A sibling of 'Morfeo' was also tested (as 'FL506') by IPP and found to have almost as high a resistance to DED (8.1% defoliation). The tree differed markedly in appearance however, its structure and foliage resembling wych elm Ulmus glabra. Though tentatively named 'Phantasos' (brother of Morpheus), it was never patented or released to commerce. A number were introduced by Hampshire & Isle of Wight Branch, Butterfly Conservation, in 2006 and planted at Great Fontley and Stansted Park, where several suffered stem splitting occasioned by the development of heavy lower branches of a thickness almost equal to the stem. Such branches pruned early to a height of 2m have created trees with a single stem of timber potential. Herling opined the tree could make a worthy successor to the wych elm in woodlands.

==Etymology==
The cultivar is named for Morfeo (English: Morpheus), the Roman god of dreams to whom the elm was sacred.
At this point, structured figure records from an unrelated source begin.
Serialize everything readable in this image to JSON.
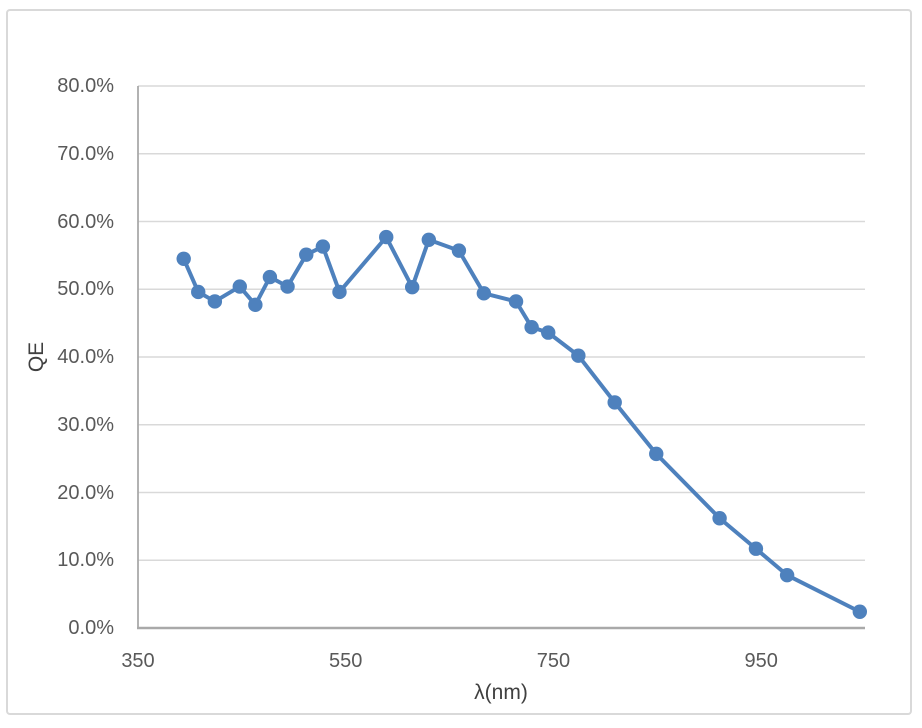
{
  "chart_data": {
    "type": "line",
    "title": "",
    "xlabel": "λ(nm)",
    "ylabel": "QE",
    "series": [
      {
        "name": "QE",
        "x_nm": [
          394,
          408,
          424,
          448,
          463,
          477,
          494,
          512,
          528,
          544,
          589,
          614,
          630,
          659,
          683,
          714,
          729,
          745,
          774,
          809,
          849,
          910,
          945,
          975,
          1045
        ],
        "qe_percent": [
          54.5,
          49.6,
          48.2,
          50.4,
          47.7,
          51.8,
          50.4,
          55.1,
          56.3,
          49.6,
          57.7,
          50.3,
          57.3,
          55.7,
          49.4,
          48.2,
          44.4,
          43.6,
          40.2,
          33.3,
          25.7,
          16.2,
          11.7,
          7.8,
          2.4
        ]
      }
    ],
    "x_range": [
      350,
      1050
    ],
    "y_range_percent": [
      0,
      80
    ],
    "x_tick_values": [
      350,
      550,
      750,
      950
    ],
    "x_tick_labels": [
      "350",
      "550",
      "750",
      "950"
    ],
    "y_tick_values": [
      0,
      10,
      20,
      30,
      40,
      50,
      60,
      70,
      80
    ],
    "y_tick_labels": [
      "0.0%",
      "10.0%",
      "20.0%",
      "30.0%",
      "40.0%",
      "50.0%",
      "60.0%",
      "70.0%",
      "80.0%"
    ],
    "grid": "horizontal",
    "legend_position": "none",
    "marker": "circle",
    "colors": {
      "series": "#4E81BD",
      "gridline": "#D9D9D9",
      "axis": "#A9A9A9",
      "tick_text": "#595959",
      "title_text": "#404040",
      "chart_border": "#D9D9D9",
      "background": "#FFFFFF"
    }
  }
}
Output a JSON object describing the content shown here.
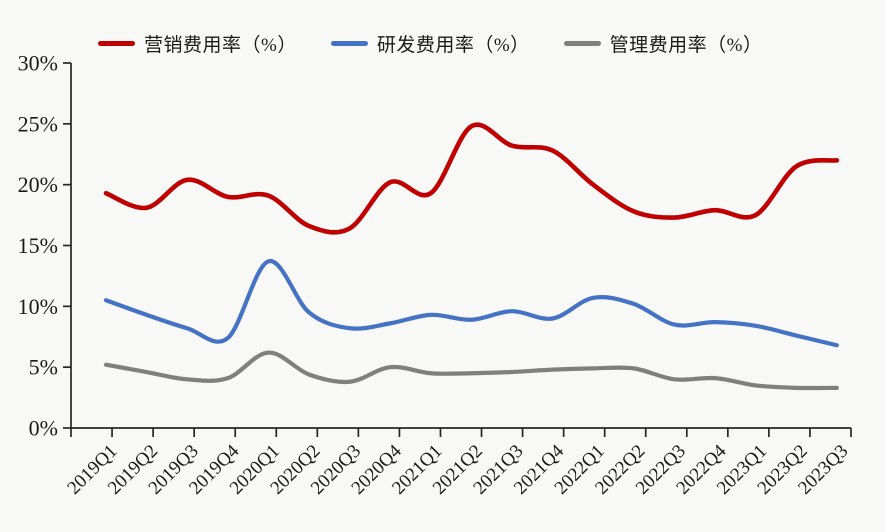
{
  "chart_data": {
    "type": "line",
    "title": "",
    "categories": [
      "2019Q1",
      "2019Q2",
      "2019Q3",
      "2019Q4",
      "2020Q1",
      "2020Q2",
      "2020Q3",
      "2020Q4",
      "2021Q1",
      "2021Q2",
      "2021Q3",
      "2021Q4",
      "2022Q1",
      "2022Q2",
      "2022Q3",
      "2022Q4",
      "2023Q1",
      "2023Q2",
      "2023Q3"
    ],
    "series": [
      {
        "name": "营销费用率（%）",
        "color": "#C00000",
        "values": [
          19.3,
          18.1,
          20.4,
          19.0,
          19.1,
          16.6,
          16.4,
          20.2,
          19.3,
          24.8,
          23.2,
          22.8,
          20.0,
          17.8,
          17.3,
          17.9,
          17.5,
          21.5,
          22.0
        ]
      },
      {
        "name": "研发费用率（%）",
        "color": "#4472C4",
        "values": [
          10.5,
          9.3,
          8.2,
          7.4,
          13.7,
          9.5,
          8.2,
          8.6,
          9.3,
          8.9,
          9.6,
          9.0,
          10.7,
          10.2,
          8.5,
          8.7,
          8.4,
          7.6,
          6.8
        ]
      },
      {
        "name": "管理费用率（%）",
        "color": "#7F7F7F",
        "values": [
          5.2,
          4.6,
          4.0,
          4.1,
          6.2,
          4.4,
          3.8,
          5.0,
          4.5,
          4.5,
          4.6,
          4.8,
          4.9,
          4.9,
          4.0,
          4.1,
          3.5,
          3.3,
          3.3
        ]
      }
    ],
    "xlabel": "",
    "ylabel": "",
    "ylim": [
      0,
      30
    ],
    "ytick_step": 5,
    "ytick_labels": [
      "0%",
      "5%",
      "10%",
      "15%",
      "20%",
      "25%",
      "30%"
    ],
    "legend_position": "top",
    "grid": false,
    "smooth": true
  },
  "colors": {
    "background": "#F8F8F6",
    "axis": "#262626",
    "text": "#1A1A1A"
  }
}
There was an elm in Morpheus' domain, upon which hung the dreams fashioned by the Oneiroi.
From the Aeneid by Virgil, translated by Dryden:

Full in the midst of this infernal road,

An elm displays her dusky arms abroad:

The God of Sleep there hides his heavy head,

And empty dreams on ev'ry leaf are spread.

==Accessions==
- Europe
- Grange Farm Arboretum , Lincs., UK. Acc. no. 822.
- Great Fontley Farm, Fareham, UK. Butterfly Conservation One tree, Elm Trials plantation, Home Field.
- Icomb Place, UK. Three plants donated by IPP in 2011
- Royal Botanic Garden Edinburgh, UK. Acc. no. 20110002
- Sir Harold Hillier Gardens, UK. One tree in Plant Centre Field. Acc. no. 2007.0258.

===North America===
- National Arboretum, Washington, D.C., US. Two trees.